ActorCritic

class maze.train.trainers.common.actor_critic.actor_critic_trainer.ActorCritic(algorithm_config: Union[maze.train.trainers.a2c.a2c_algorithm_config.A2CAlgorithmConfig, maze.train.trainers.ppo.ppo_algorithm_config.PPOAlgorithmConfig, maze.train.trainers.impala.impala_algorithm_config.ImpalaAlgorithmConfig], rollout_generator: Union[maze.core.rollout.rollout_generator.RolloutGenerator, maze.train.parallelization.distributed_actors.distributed_actors.DistributedActors], evaluator: Optional[maze.train.trainers.common.evaluators.rollout_evaluator.RolloutEvaluator], model: maze.core.agent.torch_actor_critic.TorchActorCritic, model_selection: Optional[maze.train.trainers.common.model_selection.best_model_selection.BestModelSelection])

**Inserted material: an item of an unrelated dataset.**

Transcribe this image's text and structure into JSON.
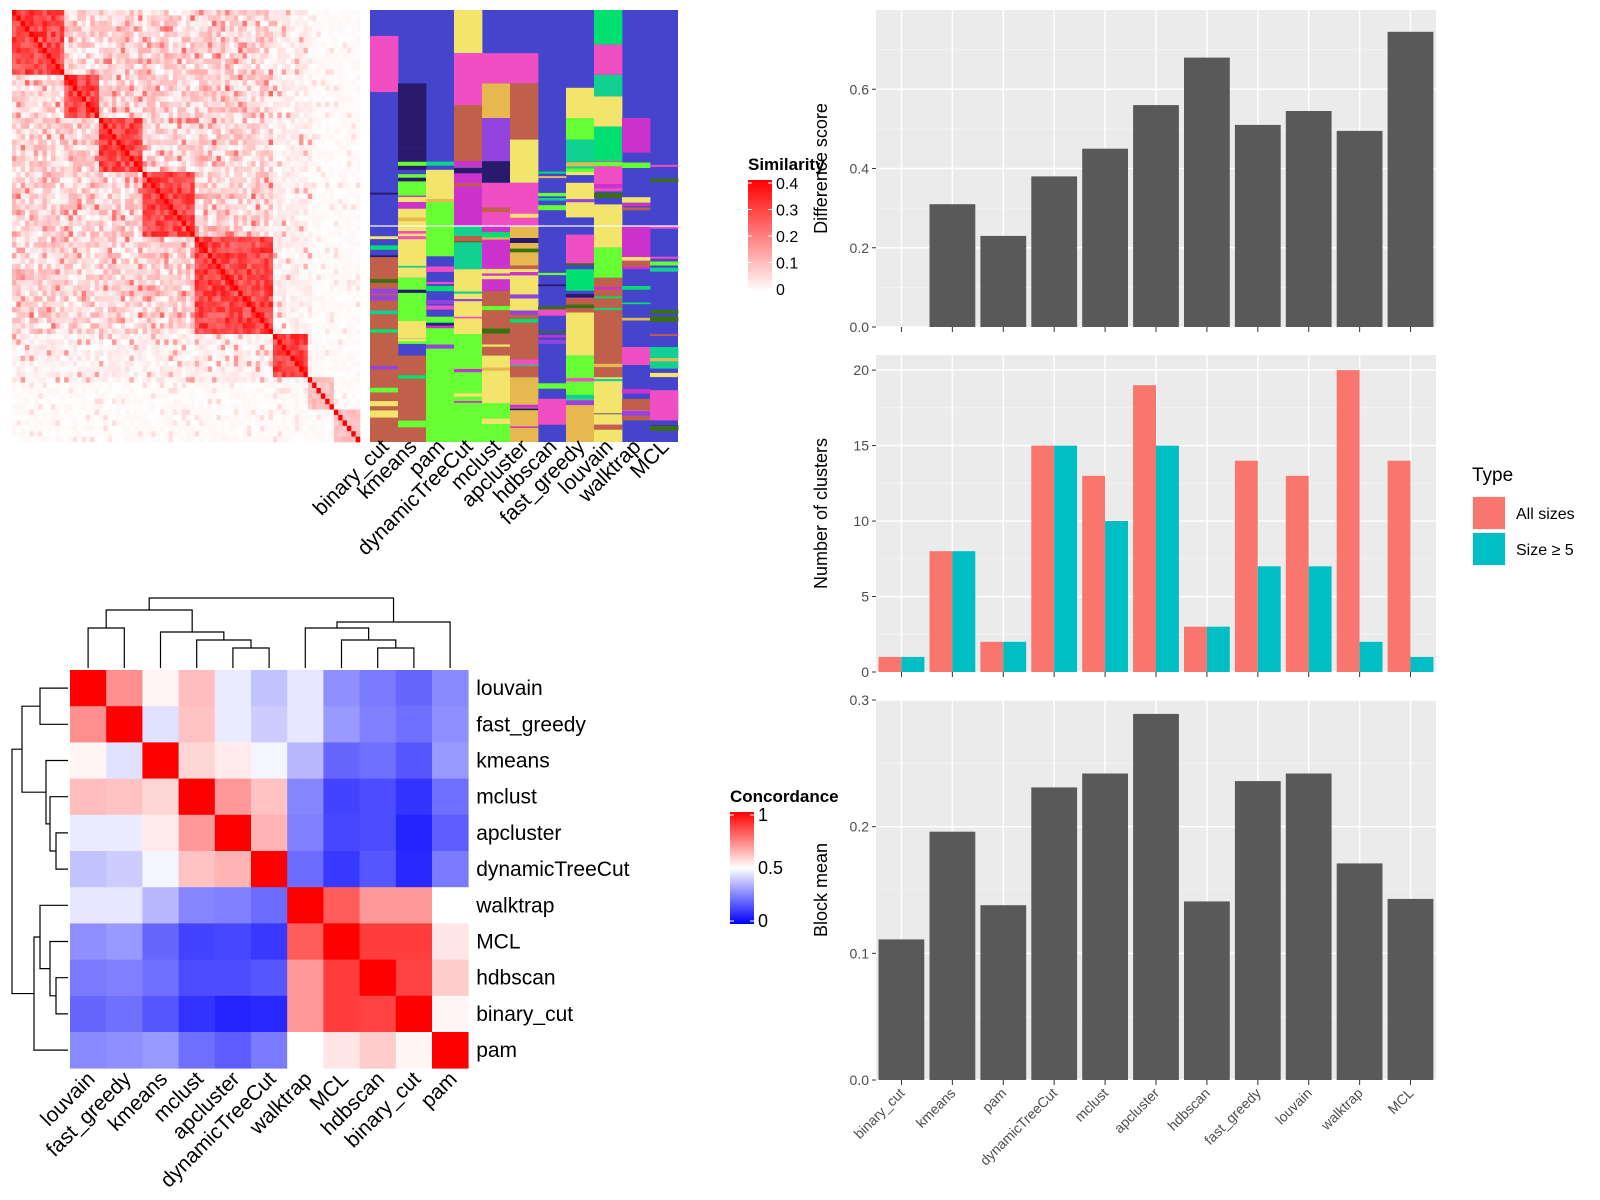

Base class for actor critic trainers. Suitable for multi-step and multi-agent training.

Parameters
  • algorithm_config – Algorithm parameters.

  • rollout_generator – The rollout generator to use. This object encapsulates the env.

  • evaluator – The evaluator to use.

  • model – Structured torch actor critic model.

  • model_selection – Optional model selection class, receives model evaluation results.

evaluate()None

Perform evaluation on eval env.

load_state(file_path: Union[str, BinaryIO])None

(overrides Trainer)

implementation of Trainer

load_state_dict(state_dict: Dict)None

Set the model and optimizer state. :param state_dict: The state dict.

train(n_epochs: Optional[int] = None)None

(overrides Trainer)

Main train method of the actor critic trainer. This is used in order to do algorithm specific operations

around this method in the main train method which is called by the runner. (e.g. this is used when it comes to multiprocessing)

param n_epochs

Number of epochs to train.